Aug 10, 2021 - Tbilisi
A harbinger of autumn, Georgia’s government has announced we must all mask up after a health-giving summer of fresh air.
There seems to be a let-out clause since the rule only applies outside where five or more are gathered. So cross the street, I suppose.
The announcement came on the same day the United Nations released a report from the Intergovernmental Panel on Climate Change saying,“If we cut greenhouse gases, we’ll improve air quality.”
The UN’s claims are dubious. Water vapour, methane and Co2 have nothing to do with air quality. A paper published in Nature in 2013 argued that air pollution and greenhouse gases are often released from the same sources: so reduce one, reduce the other.
The difference between correlation and causation don’t seem to trouble the minds of the UN’s researchers — nor of the journalists who stenographed the press release: this report by Reuters is worryingly simplistic.
As for masks, few Georgians have ever liked them and the local press has been vocal about the downsides.
Fine particulates (PM2.5 or particles smaller than 2.5 microns or micrometers, symbol μm) are the most harmful pollutants. Surgical masks don’t stop particles that small, or anything under 10 microns. Instead they generate their own particles, fiber-like microplastics, that pose an inhalation risk, though these are of approximately 20 microns (human hair is 50 microns in diameter). These microplastics then gather in street dust. Wearing a surgical mask will protect against microplastic dust outside the mask — but generate microplastic dust within the mask. Yes, that’s the research. Go figure.
Take a gulp of air before you put on your G-string.
Passing the Chalice
Belgium is giving 43,200 doses of AstraZeneca/Oxford Covid shot to Georgia, via COVAX (or COVAX via Belgium — it’s not clear). The country now offers a cocktail list of Pfizer, AstraZeneca and Chinese Sinopharm and Sinovac.
The semblance of choice does not seem to impress the people. First Deputy Minister of Health Tamar Gabunia says 3,000 people did not show up for booked vaccinations. She has launched an inquiry to find whether it was the spontaneous action of the citizens or the intervention of anti-vaxxers.
The country has tallied about 450,000 positive tests so far, says the vast majority recovered and attributes 6,182 deaths to Covid. More than 540,000 have had at least one Covid shot out of a population of 3.7 million.
Figuratively Speaking
I returned, hands sticky from gathering some of the second crop of figs.
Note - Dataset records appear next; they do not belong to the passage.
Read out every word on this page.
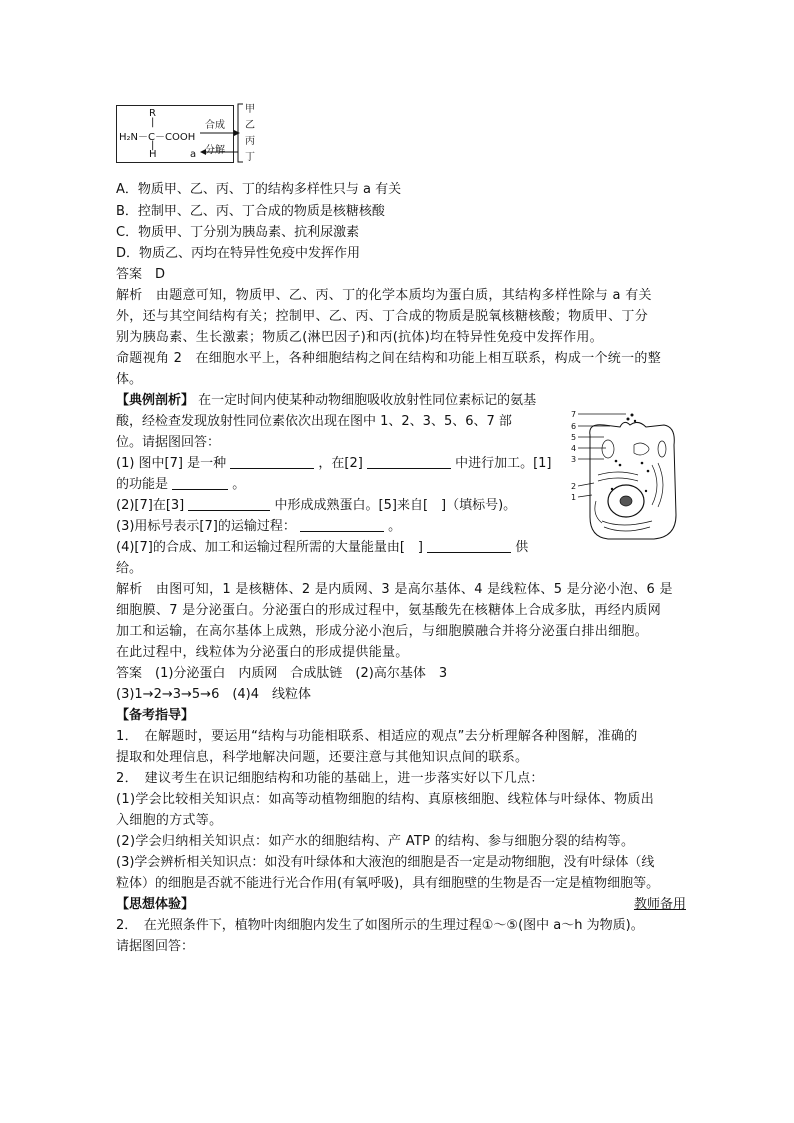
R
|
H₂N－C－COOH
|
H	a
合成
分解
甲
乙
丙
丁
A．物质甲、乙、丙、丁的结构多样性只与 a 有关
B．控制甲、乙、丙、丁合成的物质是核糖核酸
C．物质甲、丁分别为胰岛素、抗利尿激素
D．物质乙、丙均在特异性免疫中发挥作用
答案　D
解析　由题意可知，物质甲、乙、丙、丁的化学本质均为蛋白质，其结构多样性除与 a 有关
外，还与其空间结构有关；控制甲、乙、丙、丁合成的物质是脱氧核糖核酸；物质甲、丁分
别为胰岛素、生长激素；物质乙(淋巴因子)和丙(抗体)均在特异性免疫中发挥作用。
命题视角 2　在细胞水平上，各种细胞结构之间在结构和功能上相互联系，构成一个统一的整
体。
【典例剖析】 在一定时间内使某种动物细胞吸收放射性同位素标记的氨基
酸，经检查发现放射性同位素依次出现在图中 1、2、3、5、6、7 部
位。请据图回答：
(1) 图中[7] 是一种	，在[2]	中进行加工。[1]
的功能是	。
(2)[7]在[3]	中形成成熟蛋白。[5]来自[　]（填标号)。
(3)用标号表示[7]的运输过程：	。
(4)[7]的合成、加工和运输过程所需的大量能量由[　]	供
给。
7
6
5
4
3
2
1
解析　由图可知，1 是核糖体、2 是内质网、3 是高尔基体、4 是线粒体、5 是分泌小泡、6 是
细胞膜、7 是分泌蛋白。分泌蛋白的形成过程中，氨基酸先在核糖体上合成多肽，再经内质网
加工和运输，在高尔基体上成熟，形成分泌小泡后，与细胞膜融合并将分泌蛋白排出细胞。
在此过程中，线粒体为分泌蛋白的形成提供能量。
答案　(1)分泌蛋白　内质网　合成肽链　(2)高尔基体　3
(3)1→2→3→5→6　(4)4　线粒体
【备考指导】
1．　在解题时，要运用“结构与功能相联系、相适应的观点”去分析理解各种图解，准确的
提取和处理信息，科学地解决问题，还要注意与其他知识点间的联系。
2．　建议考生在识记细胞结构和功能的基础上，进一步落实好以下几点：
(1)学会比较相关知识点：如高等动植物细胞的结构、真原核细胞、线粒体与叶绿体、物质出
入细胞的方式等。
(2)学会归纳相关知识点：如产水的细胞结构、产 ATP 的结构、参与细胞分裂的结构等。
(3)学会辨析相关知识点：如没有叶绿体和大液泡的细胞是否一定是动物细胞，没有叶绿体（线
粒体）的细胞是否就不能进行光合作用(有氧呼吸)，具有细胞壁的生物是否一定是植物细胞等。
【思想体验】	教师备用
2．　在光照条件下，植物叶肉细胞内发生了如图所示的生理过程①～⑤(图中 a～h 为物质)。
请据图回答：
The tree has gained a about a quarter in size this season, due to the rain. That’s caused the remaining fruits to swell and split so there’s a rush to eat them before the ants.
When they’re not fully ripe figs leak a white sap with the look of PVA glue yet even stickier. It causes me to itch terribly.
This fig tree has been my saviour this summer. I lived off it almost exclusively for a month but it will soon be time to cut it back. It reminds me of the story from the Bible in which Jesus curses a fig tree because it bears no fruit. This might seem strange, to smite an unproductive plant. The ficus is capable, however, of sustaining life, as my experience proved.
In May I could not wait to eat its faintly-bitter fruit which was not yet ripe. The taste would be familiar to shoppers in Britain where the grocery chains make a habit of peddling unripe produce. By mid-June its branches had begun to droop as the figs swelled and then it all happened at once: the skins began to turn yellow and the builders from the construction site upstairs helped themselves, along with anyone who visited: electricians, the cable guy, and of course the landlady’s family.
I was stuffing them into the fridge wherever I could find a space — which wasn’t much because the tkemali tree had gone mad. Yellow tkemali, a cross between a cherry and a plum, ripen during the course of a fortnight, falling like hail when the wind blows. Thankfully their high vitamin C levels preserve them for weeks, even without freezing.
Figs don’t last so long. Those on the tree were fermenting by mid-July but then a magical transformation: if they managed to cling on and didn’t drop they turned first to jam, then dried, becoming a wonderful accompaniment to coffee.
Like the big league and the junior league there have been two teams of figs: one remained smaller than than a golf ball through the summer, waiting for the first team to clear the field. Only then did they begin to swell and ripen. Now that its August it will be interesting to see how long the second crop lasts.